AI Makes Smart People Feel Dumber? Cognitive Hygiene in the Age of Intelligent Tools

Dunning-Kruger effect, or the upper-skill inversion, took an ugly turn with the AI revolution. More precisely, that is what makes intelligent, talented individuals distrust themselves, much more than individuals of lower intelligence and proficiency. People with lower abilities tend to overestimate, while people with higher abilities tend to underestimate their competence.

Take a closer look at what the AI does. Clideo AI helps people edit videos into top-notch content. Decktopus AI helps create vibrant presentations. ChatGPT does research. Basically, the latter gives immediate answers to complex questions, few-second responses even after deep researching a complicated topic.

Now individuals who deal much with such models, who have acquired some experience with them, know they are programmed to return an AN answer, but they have not guaranteed you the RIGHT answer.
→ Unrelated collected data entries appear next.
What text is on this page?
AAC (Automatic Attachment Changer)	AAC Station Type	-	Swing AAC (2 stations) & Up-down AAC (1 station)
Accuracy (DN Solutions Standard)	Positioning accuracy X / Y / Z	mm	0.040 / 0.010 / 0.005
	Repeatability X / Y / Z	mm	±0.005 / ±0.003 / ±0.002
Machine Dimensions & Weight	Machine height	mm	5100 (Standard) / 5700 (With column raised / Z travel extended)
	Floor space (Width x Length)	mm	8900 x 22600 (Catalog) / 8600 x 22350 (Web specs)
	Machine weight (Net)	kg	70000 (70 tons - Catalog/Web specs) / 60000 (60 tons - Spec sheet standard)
And more so with the problems which can be influenced by bias in politics or research, or, quite honestly, bias of any sort, of the human variety. This brings us to an important question.

Automation bias. Smart humans over-trust confident automated outputs

It is one thing to know and another thing to do. Remember, you had that little voice saying you shouldn’t date that person? That they’re unreliable? Yes, that is the one which we hear now, having faith in AI. As we discussed, smart people are often prone to self-doubt. That flaw is exacerbated with artificial intelligence even further.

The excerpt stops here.